POPÜLER olmayan iyi şairlerin ölümünü gazetelerden, dergilerden, televizyonlardan öğrenemezsiniz. Ancak şiiri izleyen, has şiir okuyucusu bilir onun yaşadığını da, yazdığını da, öldüğünü de.
Azer Yaran (1949-2005) bu seçkin sınıflamanın içinde yer alan şairlerden biriydi.
Kendi şiirleri kadar Rus şairlerinden çevirdikleri ile de yaşayacak.
Kırık Dal şiirinde ne demişti:
‘Binebildiğim en soylu at,/ sevebildiğim en güzel kadın,/ yazabildiğim en yüksek şiir kayboldular kayboldular kayboldular.’
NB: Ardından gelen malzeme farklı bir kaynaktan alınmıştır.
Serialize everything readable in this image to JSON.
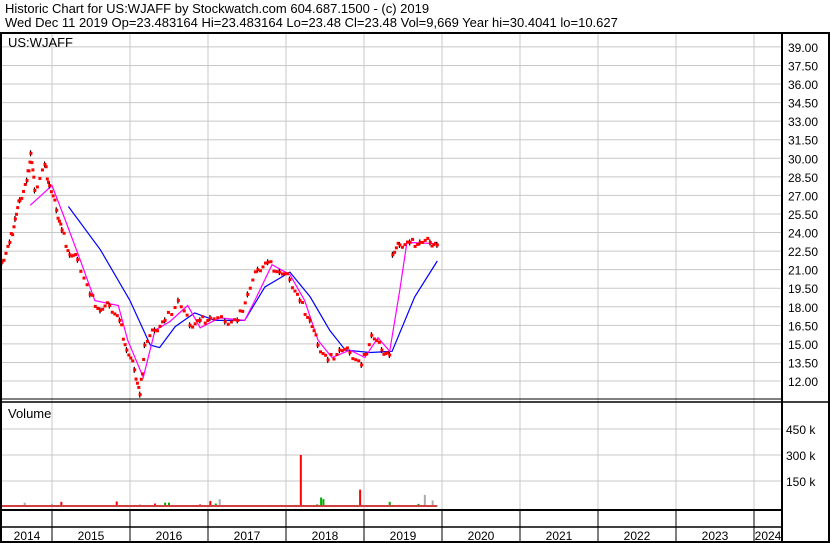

Hem şiiri hem müziği bilen biri benim için övgülerin en yükseğini hak etmiştir.
Yaşamöyküsünden bir kesit:
‘1972 yılında Ankara’da Dil ve Tarih-Coğrafya Fakültesi’nin Rus Dili ve Edebiyatı Bölümü’nü bitirdi. 1970 yılında TRT’nin düzenlediği ses ve yetenek sınavından geçerek kurumun çok sesli topluluğunda bas ses olarak şarkı söylemeye başladı.’
Azer Yaran’ın Giz Menekşeleri (Toplu Şiirler 1975-2002) kitabındaki şiirleri okurken, bireysellikle toplumsalın bir lirizmde ne kadar ustaca uyuştuklarını görürsünüz.
Gerçek midir, düş müdür, imge midir? Hepsi neden bir arada olmasın, neden bir ayrıştırma gereği duyalım.
ŞİİR NEDİR?
ŞİİRLER OKUDUM BUGÜN şiirindeki iki dize, şiiri yalın tanımlayışının örneğidir:
‘Hayatı bir gürültünün içinden yeniden yaratmaktır şiir,/ Değil söz demlemek mutluluğun kanatlarında.’
......
Şair bu, zaman olur böyle kalabalık bir köşede / Yapayalnız ve gözüpek dizeler çiziktirir,/ Şair gerçi bir kuyumcu değilse de / Yüreğinin tellerinde altın biriktirir.’
Ahmet Telli’nin Azer Yaran’ın Ardından yazısında (Esmer, Kasım 2005) onun şair duyarlığı, 80 Darbesi’nin insanların nasıl ruh kimyasını bozduğu anlatılıyor:
‘Azer’in şiirleri, duygusunun ve yaşamının sahici izdüşümüdür, ki bu, şiirde unutulmaya yüz tutan içtenliğin de kendisi olur.’
Azer Yaran, Şaire Ağıt şiirinin ilk iki dizesinde, kendini ve bütün şairleri yazmış:
‘şair ölmüş
yas denizi ışıldıyor’
İrfan Yıldız da yazısının (Kaçak Yayın, Kasım 2005) ana başlığını ‘Azer Ölmüş, Yas Denizi Işıldıyor’ koymuş. Onun ardından yazılmış, gerçekten beni çok etkileyen bir yazı. Oradaymış gibi o hüznü yaşadım.
* * *
İYİ şairleri ölümünden sonra anmak, hem şiirin hem şairin ölümsüzlüğünü ispatlıyor.